Underlying our very existence is the mercy of God. Moses indicates this in how he opens his psalm:

Lord, you have been our dwelling place

in all generations. …

Before the mountains were brought forth,

or ever you had formed the earth and the world,

from everlasting to everlasting you are God.

In the Hebrew Scriptures, the LORD’s dwelling place is where He graciously dwells. Luther uses dwelling place and grace interchangeably [Ngien 159]. God is God eternally, and He from eternity envisioned us; the Creator is our God. Faith is not accepting there is a Creator; faith is clutching to His promises to rescue us.

He shows us children of Adam what we are, and calls us to turn to Him and be changed to something new.

There is a part of the text of the Psalms that is not included in the hymnbook. Many of the Psalms have little introductions; they might say who wrote it, what the context was, and even some musical directions. Tonight’s psalm (90) just says, “A Prayer of Moses, the Man of God.” This meditation on death is entitled a prayer. That itself communicates something enormous. In the midst of death is an appeal to the One in Whom is LIFE. Luther put it this way:

In this way Moses calls attention to the resurrection of the dead and the hope of life over death. True, he does not employ very clear words; nevertheless they are very meaningful. It was necessarily reserved for Christ, and properly so, publicly to proclaim in the New Testament era the remission of sins and the resurrection of the dead. [Ngien 160]

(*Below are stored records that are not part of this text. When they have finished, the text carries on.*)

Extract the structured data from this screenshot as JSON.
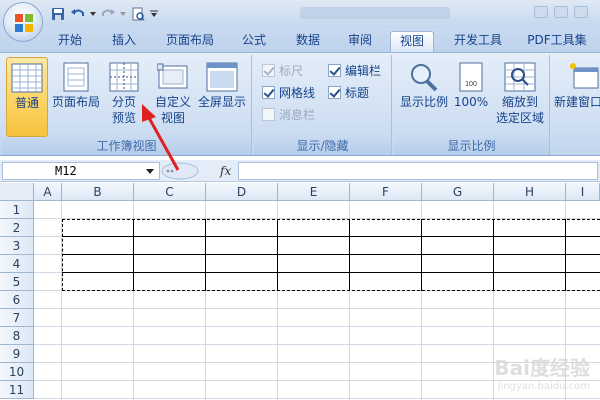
{
  "tabs": [
    "开始",
    "插入",
    "页面布局",
    "公式",
    "数据",
    "审阅",
    "视图",
    "开发工具",
    "PDF工具集"
  ],
  "active_tab": "视图",
  "ribbon": {
    "workbook_views": {
      "label": "工作簿视图",
      "buttons": [
        {
          "id": "normal",
          "line1": "普通",
          "line2": "",
          "active": true,
          "icon": "normal-view-icon"
        },
        {
          "id": "page_layout",
          "line1": "页面布局",
          "line2": "",
          "active": false,
          "icon": "page-layout-icon"
        },
        {
          "id": "page_break",
          "line1": "分页",
          "line2": "预览",
          "active": false,
          "icon": "page-break-preview-icon"
        },
        {
          "id": "custom",
          "line1": "自定义",
          "line2": "视图",
          "active": false,
          "icon": "custom-view-icon"
        },
        {
          "id": "fullscreen",
          "line1": "全屏显示",
          "line2": "",
          "active": false,
          "icon": "fullscreen-icon"
        }
      ]
    },
    "show_hide": {
      "label": "显示/隐藏",
      "checks": [
        {
          "id": "ruler",
          "text": "标尺",
          "checked": true,
          "disabled": true
        },
        {
          "id": "formula_bar",
          "text": "编辑栏",
          "checked": true,
          "disabled": false
        },
        {
          "id": "gridlines",
          "text": "网格线",
          "checked": true,
          "disabled": false
        },
        {
          "id": "headings",
          "text": "标题",
          "checked": true,
          "disabled": false
        },
        {
          "id": "message_bar",
          "text": "消息栏",
          "checked": false,
          "disabled": true
        }
      ]
    },
    "zoom": {
      "label": "显示比例",
      "buttons": [
        {
          "id": "zoom",
          "line1": "显示比例",
          "line2": "",
          "icon": "zoom-icon"
        },
        {
          "id": "zoom100",
          "line1": "100%",
          "line2": "",
          "icon": "zoom-100-icon"
        },
        {
          "id": "zoom_selection",
          "line1": "缩放到",
          "line2": "选定区域",
          "icon": "zoom-selection-icon"
        }
      ]
    },
    "window": {
      "buttons": [
        {
          "id": "new_window",
          "line1": "新建窗口",
          "line2": "",
          "icon": "new-window-icon"
        }
      ]
    }
  },
  "formula_bar": {
    "name_box": "M12",
    "fx": "fx",
    "formula": ""
  },
  "columns": [
    "A",
    "B",
    "C",
    "D",
    "E",
    "F",
    "G",
    "H",
    "I"
  ],
  "rows": [
    "1",
    "2",
    "3",
    "4",
    "5",
    "6",
    "7",
    "8",
    "9",
    "10",
    "11"
  ],
  "watermark": {
    "text": "Bai度经验",
    "sub": "jingyan.baidu.com"
  }
}
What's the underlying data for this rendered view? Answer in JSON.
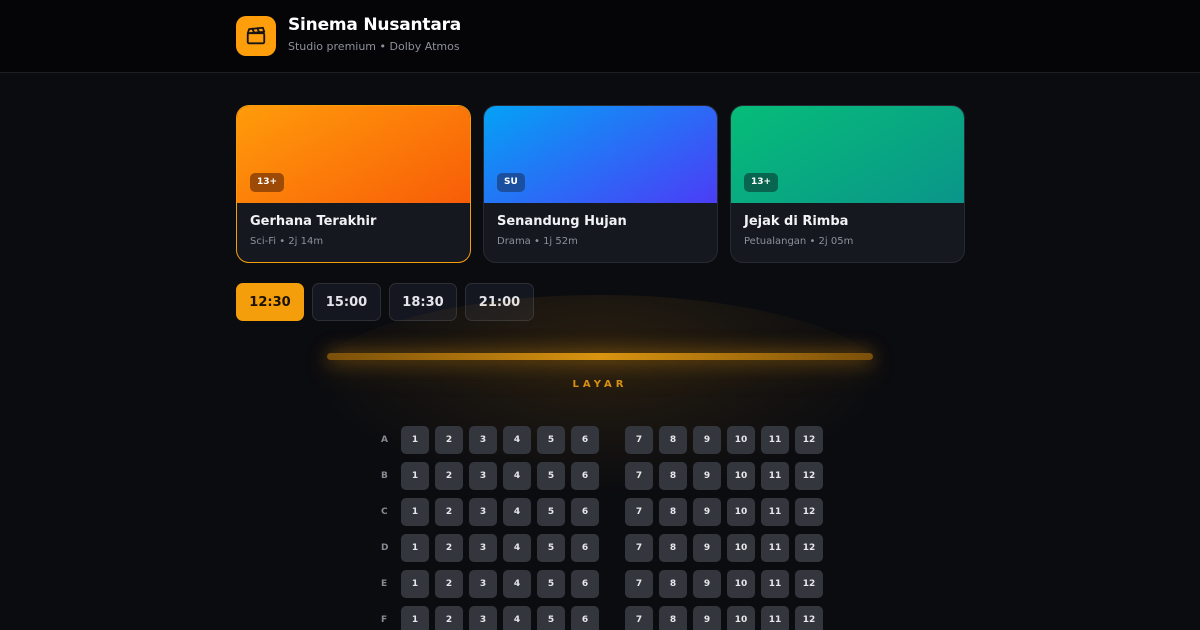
{
  "brand": {
    "name": "Sinema Nusantara",
    "subtitle": "Studio premium • Dolby Atmos",
    "icon": "clapperboard-icon",
    "accent": "#f59e0b"
  },
  "movies": [
    {
      "title": "Gerhana Terakhir",
      "meta": "Sci-Fi • 2j 14m",
      "rating": "13+",
      "selected": true,
      "gradient": [
        "#ff9a0a",
        "#f05a0a"
      ]
    },
    {
      "title": "Senandung Hujan",
      "meta": "Drama • 1j 52m",
      "rating": "SU",
      "selected": false,
      "gradient": [
        "#0aa0f5",
        "#4a3cf5"
      ]
    },
    {
      "title": "Jejak di Rimba",
      "meta": "Petualangan • 2j 05m",
      "rating": "13+",
      "selected": false,
      "gradient": [
        "#0cbc7a",
        "#0a9688"
      ]
    }
  ],
  "showtimes": [
    {
      "label": "12:30",
      "active": true
    },
    {
      "label": "15:00",
      "active": false
    },
    {
      "label": "18:30",
      "active": false
    },
    {
      "label": "21:00",
      "active": false
    }
  ],
  "screen": {
    "label": "LAYAR"
  },
  "seating": {
    "rows": [
      "A",
      "B",
      "C",
      "D",
      "E",
      "F"
    ],
    "left_block": [
      "1",
      "2",
      "3",
      "4",
      "5",
      "6"
    ],
    "right_block": [
      "7",
      "8",
      "9",
      "10",
      "11",
      "12"
    ]
  }
}
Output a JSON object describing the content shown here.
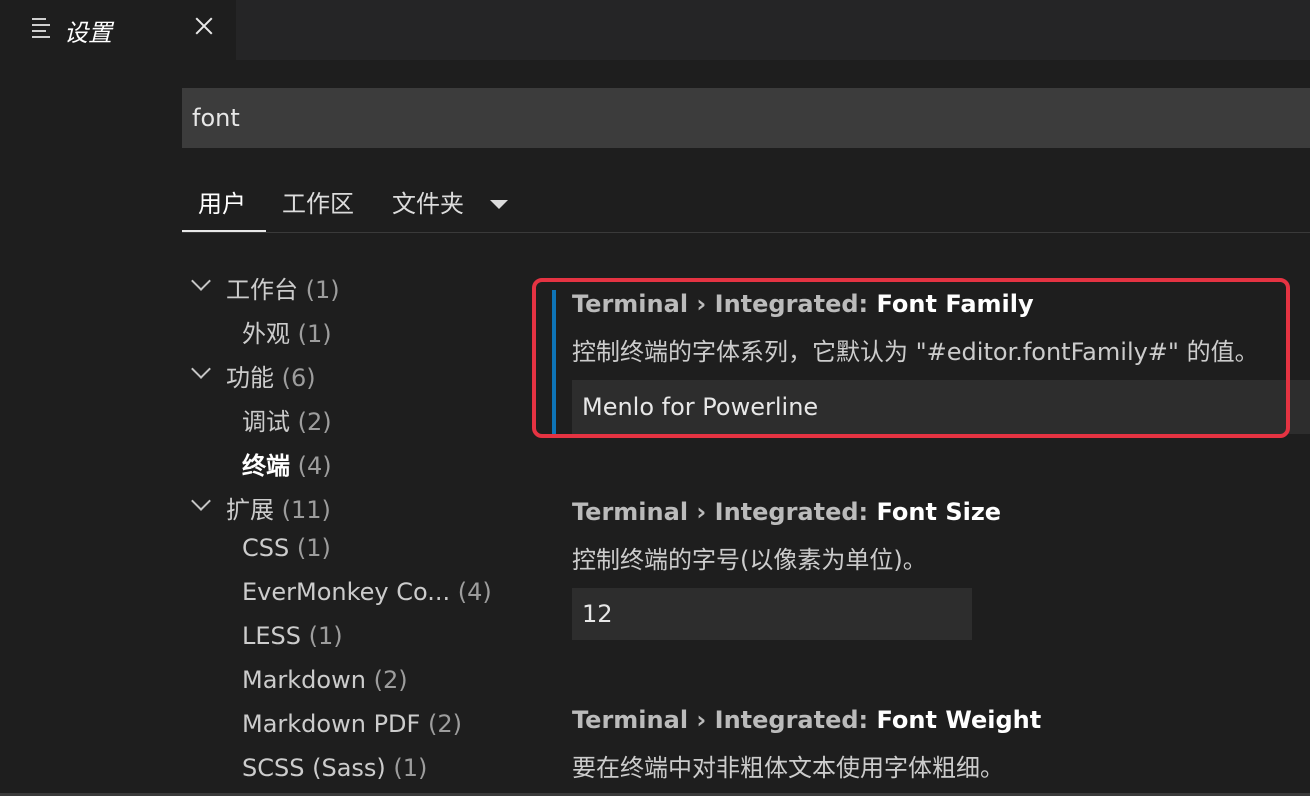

Moses kills through his ministry by exposing sin and its punishments, nevertheless, by calling this psalm a prayer, he indicates in veiled but unmistakable language the remedy against death. [Ngien 162]

So all our troubles in this life – the troubles which are leading us inevitably toward death – they all confront us with this truth: God is a God of wrath. That confrontation turns us to the greater truth: God is merciful, and He desires to bestow again on Adam life.

All this is in the appeal to God at the end of the psalm. “Have pity!” Moses cries. “Let your work be shown to your servants.” What have our works gotten us? Nothing but death. What is this “your work,” this work of God? It is Christ Himself. On His works we rely. Luther paraphrases Moses here like this: “We are the most abject slaves of demons. Therefore give us Thy work as compensation in lieu of the work of Satan” [Ngien 179].

The Lord Jesus sighed our own sighs as Life Himself expired on the cross. And in that last sigh, the Lord Jesus destroyed the works of the devil. To lament is to turn to Him, whose lament was heard by the Father, and who was raised to life again.

In this Jesus we lament. He hears our sighs. He has pity on us. Despite this life of evil, He will make us glad.

Return, Lord Jesus! How long? Have pity on Your unworthy servants!